The European Commission’s plans to bring forward a proposal for a Directive for the regulation of mortgage credit in Europe in early 2011 are a move in the wrong direction, according to the European Federation of Building Societies (EFBS). The Federation notes that the Commission has finally recognised that the approach pursued so far – namely the EU-wide promotion of Anglo-Saxon financing models as a means of stimulating growth – has failed.
However, “proposing new EU rules at this stage shows that the Commission has still not learned the lesson of the financial crisis,” says Andreas J. Zehnder, the Federation’s Managing Director. The fact is that in Member States such as Germany and France, where there is a preference for long-term fixed interest credit and a high owner's equity share, customers have not faced any problems at all.

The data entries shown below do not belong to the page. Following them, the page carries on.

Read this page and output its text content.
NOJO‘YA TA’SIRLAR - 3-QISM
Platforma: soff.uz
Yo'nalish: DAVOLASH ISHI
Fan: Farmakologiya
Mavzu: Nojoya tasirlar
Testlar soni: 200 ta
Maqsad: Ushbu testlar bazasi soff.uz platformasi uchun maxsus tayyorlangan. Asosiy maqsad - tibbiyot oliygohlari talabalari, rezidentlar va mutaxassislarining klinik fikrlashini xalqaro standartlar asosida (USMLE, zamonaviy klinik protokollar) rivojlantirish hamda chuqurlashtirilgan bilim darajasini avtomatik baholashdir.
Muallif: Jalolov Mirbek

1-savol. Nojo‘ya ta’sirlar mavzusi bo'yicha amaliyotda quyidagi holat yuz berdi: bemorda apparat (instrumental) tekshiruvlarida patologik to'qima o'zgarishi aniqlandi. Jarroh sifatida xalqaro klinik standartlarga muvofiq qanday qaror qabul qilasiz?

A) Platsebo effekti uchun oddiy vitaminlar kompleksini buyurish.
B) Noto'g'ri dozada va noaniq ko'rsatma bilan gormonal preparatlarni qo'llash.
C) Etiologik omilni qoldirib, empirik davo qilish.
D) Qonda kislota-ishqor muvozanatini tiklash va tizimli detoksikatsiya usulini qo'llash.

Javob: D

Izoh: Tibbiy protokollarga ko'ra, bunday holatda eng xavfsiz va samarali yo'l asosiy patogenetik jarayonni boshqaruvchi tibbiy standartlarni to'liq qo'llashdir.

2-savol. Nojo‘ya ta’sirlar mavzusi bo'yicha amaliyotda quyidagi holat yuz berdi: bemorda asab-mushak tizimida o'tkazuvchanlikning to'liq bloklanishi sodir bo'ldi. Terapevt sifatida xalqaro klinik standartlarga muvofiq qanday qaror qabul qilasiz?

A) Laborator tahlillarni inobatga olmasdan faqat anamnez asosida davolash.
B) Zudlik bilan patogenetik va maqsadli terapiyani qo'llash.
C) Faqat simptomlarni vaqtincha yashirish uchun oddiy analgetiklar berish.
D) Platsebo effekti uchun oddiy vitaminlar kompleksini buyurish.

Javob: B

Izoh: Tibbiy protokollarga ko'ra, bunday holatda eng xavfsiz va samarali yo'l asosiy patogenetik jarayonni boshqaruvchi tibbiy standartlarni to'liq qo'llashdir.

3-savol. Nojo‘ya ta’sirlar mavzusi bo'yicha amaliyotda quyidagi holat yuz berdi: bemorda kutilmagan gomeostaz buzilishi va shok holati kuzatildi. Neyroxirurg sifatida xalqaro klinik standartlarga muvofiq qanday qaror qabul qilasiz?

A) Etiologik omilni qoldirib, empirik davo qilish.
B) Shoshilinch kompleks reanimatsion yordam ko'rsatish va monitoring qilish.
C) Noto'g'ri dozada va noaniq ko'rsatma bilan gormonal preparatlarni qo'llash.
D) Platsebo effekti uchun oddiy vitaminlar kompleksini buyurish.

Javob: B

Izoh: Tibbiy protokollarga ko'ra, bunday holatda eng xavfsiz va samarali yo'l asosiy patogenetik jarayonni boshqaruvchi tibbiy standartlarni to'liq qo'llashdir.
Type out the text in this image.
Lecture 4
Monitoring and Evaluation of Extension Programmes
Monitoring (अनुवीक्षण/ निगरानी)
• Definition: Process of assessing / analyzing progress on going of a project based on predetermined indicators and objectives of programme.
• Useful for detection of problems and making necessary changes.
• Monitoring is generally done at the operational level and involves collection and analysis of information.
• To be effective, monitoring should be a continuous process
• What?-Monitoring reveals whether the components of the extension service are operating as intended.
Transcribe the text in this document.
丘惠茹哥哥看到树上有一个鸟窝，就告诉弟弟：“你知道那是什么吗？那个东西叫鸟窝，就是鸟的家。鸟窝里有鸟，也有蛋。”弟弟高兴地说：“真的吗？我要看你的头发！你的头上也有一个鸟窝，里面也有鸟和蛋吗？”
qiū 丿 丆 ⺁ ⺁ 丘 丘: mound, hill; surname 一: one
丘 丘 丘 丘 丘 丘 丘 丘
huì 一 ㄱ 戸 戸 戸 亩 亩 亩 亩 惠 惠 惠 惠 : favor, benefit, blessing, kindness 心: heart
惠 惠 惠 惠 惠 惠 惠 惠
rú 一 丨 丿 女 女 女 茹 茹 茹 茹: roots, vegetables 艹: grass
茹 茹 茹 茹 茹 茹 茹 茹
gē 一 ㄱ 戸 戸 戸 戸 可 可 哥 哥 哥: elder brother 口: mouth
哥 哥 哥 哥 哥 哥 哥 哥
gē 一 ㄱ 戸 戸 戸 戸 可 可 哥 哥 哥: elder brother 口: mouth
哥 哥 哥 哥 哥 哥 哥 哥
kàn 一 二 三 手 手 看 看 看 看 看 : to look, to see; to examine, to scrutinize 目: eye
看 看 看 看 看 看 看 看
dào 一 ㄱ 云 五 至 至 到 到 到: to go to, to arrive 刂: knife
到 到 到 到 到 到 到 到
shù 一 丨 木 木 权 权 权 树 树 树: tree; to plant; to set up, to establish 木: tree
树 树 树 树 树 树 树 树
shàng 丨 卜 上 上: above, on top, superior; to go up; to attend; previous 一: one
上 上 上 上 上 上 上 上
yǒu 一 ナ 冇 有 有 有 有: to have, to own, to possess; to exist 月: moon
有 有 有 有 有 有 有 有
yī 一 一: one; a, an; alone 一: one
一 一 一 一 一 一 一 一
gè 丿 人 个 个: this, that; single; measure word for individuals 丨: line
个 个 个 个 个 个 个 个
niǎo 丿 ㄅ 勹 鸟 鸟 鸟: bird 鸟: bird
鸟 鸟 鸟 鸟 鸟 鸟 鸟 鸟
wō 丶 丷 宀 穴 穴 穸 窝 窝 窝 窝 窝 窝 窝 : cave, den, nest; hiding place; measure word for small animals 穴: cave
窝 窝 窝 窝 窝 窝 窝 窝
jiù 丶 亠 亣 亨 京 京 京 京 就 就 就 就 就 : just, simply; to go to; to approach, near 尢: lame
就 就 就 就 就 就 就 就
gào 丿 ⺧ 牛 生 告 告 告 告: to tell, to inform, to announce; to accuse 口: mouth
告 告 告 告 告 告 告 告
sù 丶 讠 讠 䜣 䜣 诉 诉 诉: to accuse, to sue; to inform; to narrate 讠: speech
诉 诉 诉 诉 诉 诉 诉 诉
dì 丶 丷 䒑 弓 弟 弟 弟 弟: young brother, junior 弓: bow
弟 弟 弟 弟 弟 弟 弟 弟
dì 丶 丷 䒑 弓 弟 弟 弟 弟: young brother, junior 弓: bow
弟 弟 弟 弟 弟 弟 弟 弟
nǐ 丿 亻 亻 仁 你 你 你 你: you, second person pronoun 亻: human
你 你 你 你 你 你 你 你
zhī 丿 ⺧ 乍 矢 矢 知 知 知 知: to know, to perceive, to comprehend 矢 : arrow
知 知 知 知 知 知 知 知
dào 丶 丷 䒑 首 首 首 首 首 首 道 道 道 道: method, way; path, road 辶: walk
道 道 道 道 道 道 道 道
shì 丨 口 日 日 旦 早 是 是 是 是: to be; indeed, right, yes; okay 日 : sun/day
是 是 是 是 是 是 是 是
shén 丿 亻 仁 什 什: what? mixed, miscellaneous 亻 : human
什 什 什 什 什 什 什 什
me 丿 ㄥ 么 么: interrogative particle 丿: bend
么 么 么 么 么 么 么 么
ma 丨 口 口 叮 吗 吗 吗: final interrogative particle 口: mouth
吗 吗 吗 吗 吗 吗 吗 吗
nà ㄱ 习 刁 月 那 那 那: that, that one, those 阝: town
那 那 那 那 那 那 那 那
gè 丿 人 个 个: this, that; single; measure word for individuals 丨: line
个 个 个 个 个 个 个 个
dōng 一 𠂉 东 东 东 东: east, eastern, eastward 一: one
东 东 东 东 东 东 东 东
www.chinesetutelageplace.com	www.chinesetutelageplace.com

“This is not a matter for the Brussels legislators,” says Zehnder. “Instead, national governments and supervisory authorities should take action wherever the credit institutions have failed to apply sound lending practices of the type that have always been applied as a matter of course by
EFBS members.”
In the Federation’s view, the ideas outlined in a working paper on responsible lending and borrowing in the mortgage sector, published by the European Commission in July 2010, would not even adequately inform consumers about the risks associated with variable-rate loans or with credit arrangements in a foreign currency. Instead, in Zehnder’s view, the lending process is likely to become even more mired in bureaucracy, with clear disadvantages for consumers. For example, the European Commission’s idea to introduce a 10-day reflection period between the provision of pre-contractual information to the customer and the conclusion of the credit agreement conflicts with all the efforts made by the member institutions to approve customers’ credit applications as quickly as possible.
In calculating the effective annual interest rate, the method applied must be mathematically sound, warns Zehnder. For example, the prevailing view in Commission circles that the informative value of the effective interest rate would be increased by including all the costs associated with the loan, such as land registry and notary fees, is erroneous. If the effective interest rate is to fulfil its proper purpose – namely to make it easier for consumers to compare the prices of various offers – it must be restricted to costs levied by the lender. The
EFBS vigorously reject any rules for calculating the effective interest rate that could result in legally prescribed misleading of consumers, emphasises Zehnder.